Penempatan penembak jitu oleh teroris di titik-titik evakuasi membuat kemungkinan warga sipil untuk bisa melarikan diri dari Aleppo menjadi sangat minim. Hal yang diperburuk dengan langkah PBB yang bermuka dua, terutama sejak gencatan senjata terakhir yang turut diprakarsai bersama AS.

Bagi teroris, penduduk sipil di Aleppo sama berharganya dengan amunisi dan pertahanan yang mereka miliki. Dengan menahan begitu banyak sipil dalam penguasaannya, manuver pilihan serangan udara yang bisa dilakukan Syria menjadi sangat terbatas.

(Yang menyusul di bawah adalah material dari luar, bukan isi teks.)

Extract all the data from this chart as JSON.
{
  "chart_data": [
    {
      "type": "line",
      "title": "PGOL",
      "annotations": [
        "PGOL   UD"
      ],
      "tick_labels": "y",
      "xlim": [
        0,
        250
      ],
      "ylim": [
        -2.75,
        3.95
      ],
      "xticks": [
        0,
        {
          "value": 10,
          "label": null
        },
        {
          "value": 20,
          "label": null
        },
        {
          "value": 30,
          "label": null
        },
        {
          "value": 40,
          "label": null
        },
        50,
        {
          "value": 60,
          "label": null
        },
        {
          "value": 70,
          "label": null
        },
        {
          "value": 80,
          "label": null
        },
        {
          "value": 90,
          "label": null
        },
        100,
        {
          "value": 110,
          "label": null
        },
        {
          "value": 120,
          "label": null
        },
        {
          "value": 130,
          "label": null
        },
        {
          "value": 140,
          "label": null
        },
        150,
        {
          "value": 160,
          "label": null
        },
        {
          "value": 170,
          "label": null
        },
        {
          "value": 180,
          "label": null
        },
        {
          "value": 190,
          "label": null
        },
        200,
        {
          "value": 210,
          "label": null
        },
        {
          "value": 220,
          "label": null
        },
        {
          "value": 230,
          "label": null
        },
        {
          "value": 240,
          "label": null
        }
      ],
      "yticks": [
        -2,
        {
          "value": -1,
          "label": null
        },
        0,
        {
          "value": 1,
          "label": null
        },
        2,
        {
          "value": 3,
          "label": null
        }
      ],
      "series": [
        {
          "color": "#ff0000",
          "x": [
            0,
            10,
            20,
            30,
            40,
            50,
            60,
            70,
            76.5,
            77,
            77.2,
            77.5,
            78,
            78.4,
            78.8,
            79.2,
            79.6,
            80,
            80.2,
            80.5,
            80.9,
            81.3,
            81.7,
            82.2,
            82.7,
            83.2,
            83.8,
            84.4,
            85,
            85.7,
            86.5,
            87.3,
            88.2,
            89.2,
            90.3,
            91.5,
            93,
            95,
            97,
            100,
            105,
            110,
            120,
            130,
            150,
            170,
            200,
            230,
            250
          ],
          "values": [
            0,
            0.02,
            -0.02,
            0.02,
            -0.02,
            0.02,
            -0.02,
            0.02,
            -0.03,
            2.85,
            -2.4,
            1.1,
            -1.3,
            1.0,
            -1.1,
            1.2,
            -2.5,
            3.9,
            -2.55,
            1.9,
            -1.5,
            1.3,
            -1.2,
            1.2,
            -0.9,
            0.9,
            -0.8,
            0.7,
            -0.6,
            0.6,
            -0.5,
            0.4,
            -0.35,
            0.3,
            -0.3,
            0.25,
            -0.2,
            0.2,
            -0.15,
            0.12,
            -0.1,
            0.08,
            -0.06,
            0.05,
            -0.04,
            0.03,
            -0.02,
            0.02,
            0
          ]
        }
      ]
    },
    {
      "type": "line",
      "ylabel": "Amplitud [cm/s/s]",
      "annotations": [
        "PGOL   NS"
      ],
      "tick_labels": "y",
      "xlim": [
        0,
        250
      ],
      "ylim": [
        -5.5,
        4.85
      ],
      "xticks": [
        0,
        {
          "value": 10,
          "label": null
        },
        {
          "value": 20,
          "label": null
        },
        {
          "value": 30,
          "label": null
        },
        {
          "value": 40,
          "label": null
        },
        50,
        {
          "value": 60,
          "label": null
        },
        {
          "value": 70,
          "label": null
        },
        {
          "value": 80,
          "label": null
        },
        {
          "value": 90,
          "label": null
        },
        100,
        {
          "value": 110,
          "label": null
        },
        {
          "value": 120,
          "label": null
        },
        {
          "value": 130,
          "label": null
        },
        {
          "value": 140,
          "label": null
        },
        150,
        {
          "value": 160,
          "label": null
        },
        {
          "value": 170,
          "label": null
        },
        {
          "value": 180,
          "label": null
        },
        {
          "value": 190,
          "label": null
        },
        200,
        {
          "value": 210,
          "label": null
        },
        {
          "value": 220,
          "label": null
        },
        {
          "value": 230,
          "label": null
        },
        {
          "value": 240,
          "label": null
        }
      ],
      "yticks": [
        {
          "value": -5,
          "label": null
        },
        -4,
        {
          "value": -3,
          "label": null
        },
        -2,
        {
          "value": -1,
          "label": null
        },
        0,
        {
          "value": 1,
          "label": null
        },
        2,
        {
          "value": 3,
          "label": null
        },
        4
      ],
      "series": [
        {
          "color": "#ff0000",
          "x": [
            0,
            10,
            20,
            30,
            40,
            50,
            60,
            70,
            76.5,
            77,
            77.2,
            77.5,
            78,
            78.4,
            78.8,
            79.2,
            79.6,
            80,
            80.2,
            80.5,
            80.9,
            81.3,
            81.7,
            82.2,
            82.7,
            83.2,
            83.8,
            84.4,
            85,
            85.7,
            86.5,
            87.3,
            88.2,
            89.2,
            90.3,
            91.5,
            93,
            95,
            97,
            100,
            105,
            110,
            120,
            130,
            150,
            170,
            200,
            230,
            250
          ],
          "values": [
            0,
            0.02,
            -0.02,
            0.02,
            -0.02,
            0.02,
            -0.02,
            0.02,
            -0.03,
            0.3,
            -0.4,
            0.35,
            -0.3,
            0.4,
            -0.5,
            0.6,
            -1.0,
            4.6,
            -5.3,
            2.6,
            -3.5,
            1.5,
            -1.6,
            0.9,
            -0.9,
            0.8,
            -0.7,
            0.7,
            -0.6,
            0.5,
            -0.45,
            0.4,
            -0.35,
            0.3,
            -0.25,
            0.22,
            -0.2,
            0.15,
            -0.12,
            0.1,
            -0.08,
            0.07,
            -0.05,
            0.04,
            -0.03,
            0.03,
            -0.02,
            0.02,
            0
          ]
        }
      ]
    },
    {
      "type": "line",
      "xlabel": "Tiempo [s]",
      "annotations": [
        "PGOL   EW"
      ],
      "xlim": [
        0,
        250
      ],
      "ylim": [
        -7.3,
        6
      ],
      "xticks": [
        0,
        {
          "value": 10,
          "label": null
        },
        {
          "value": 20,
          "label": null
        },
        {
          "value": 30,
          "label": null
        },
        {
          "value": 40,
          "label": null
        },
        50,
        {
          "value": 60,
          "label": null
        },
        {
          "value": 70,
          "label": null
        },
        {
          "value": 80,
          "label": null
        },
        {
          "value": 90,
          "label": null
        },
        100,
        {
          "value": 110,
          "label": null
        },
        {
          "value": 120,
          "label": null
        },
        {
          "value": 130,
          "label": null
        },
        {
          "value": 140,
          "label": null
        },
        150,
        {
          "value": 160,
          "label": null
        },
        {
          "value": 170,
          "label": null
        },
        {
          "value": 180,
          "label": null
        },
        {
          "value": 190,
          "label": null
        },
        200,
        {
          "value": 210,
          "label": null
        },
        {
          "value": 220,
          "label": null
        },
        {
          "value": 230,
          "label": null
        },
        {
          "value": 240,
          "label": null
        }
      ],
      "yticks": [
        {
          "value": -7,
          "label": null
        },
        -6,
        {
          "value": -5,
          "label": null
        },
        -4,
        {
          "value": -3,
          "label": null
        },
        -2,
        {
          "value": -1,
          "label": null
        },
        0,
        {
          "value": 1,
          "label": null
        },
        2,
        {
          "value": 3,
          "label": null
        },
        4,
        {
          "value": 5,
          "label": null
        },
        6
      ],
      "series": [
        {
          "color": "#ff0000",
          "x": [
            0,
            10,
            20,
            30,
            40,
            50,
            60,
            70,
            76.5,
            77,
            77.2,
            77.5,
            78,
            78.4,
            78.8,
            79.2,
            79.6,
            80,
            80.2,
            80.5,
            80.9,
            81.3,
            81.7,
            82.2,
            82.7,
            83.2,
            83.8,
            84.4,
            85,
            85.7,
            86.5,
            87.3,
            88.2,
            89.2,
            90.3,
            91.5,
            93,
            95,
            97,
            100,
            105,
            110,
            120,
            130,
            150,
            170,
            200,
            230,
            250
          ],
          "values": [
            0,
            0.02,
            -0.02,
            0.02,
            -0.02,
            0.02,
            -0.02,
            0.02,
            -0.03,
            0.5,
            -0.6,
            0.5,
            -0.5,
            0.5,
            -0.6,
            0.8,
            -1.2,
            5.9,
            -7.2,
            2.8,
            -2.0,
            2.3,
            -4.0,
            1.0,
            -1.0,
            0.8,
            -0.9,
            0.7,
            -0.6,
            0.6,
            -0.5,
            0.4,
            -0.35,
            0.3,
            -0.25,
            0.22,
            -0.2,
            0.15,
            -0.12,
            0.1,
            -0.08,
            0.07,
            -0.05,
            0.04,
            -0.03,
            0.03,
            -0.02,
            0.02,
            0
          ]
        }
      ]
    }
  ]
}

Warga sipil merupakan satu-satunya alasan mengapa Syria belum menjalankan strategi ‘carpet bombing’ di Aleppo.

Dengan beberapa poin di atas, solusi damai untuk Aleppo menjadi mustahil di titik sekarang ini. Syria dan Rusia tak akan menyerahkan Aleppo, berapapun harga yang mesti dibayarnya.

Sementara teroris yang bercokol di sana, mendapat keunggulan dalam sisi jumlah, peralatan perang dan informasi intelijen, serta penduduk sipil yang bisa dijadikan sandera untuk menghambat laju SAA merebut kota itu kembali.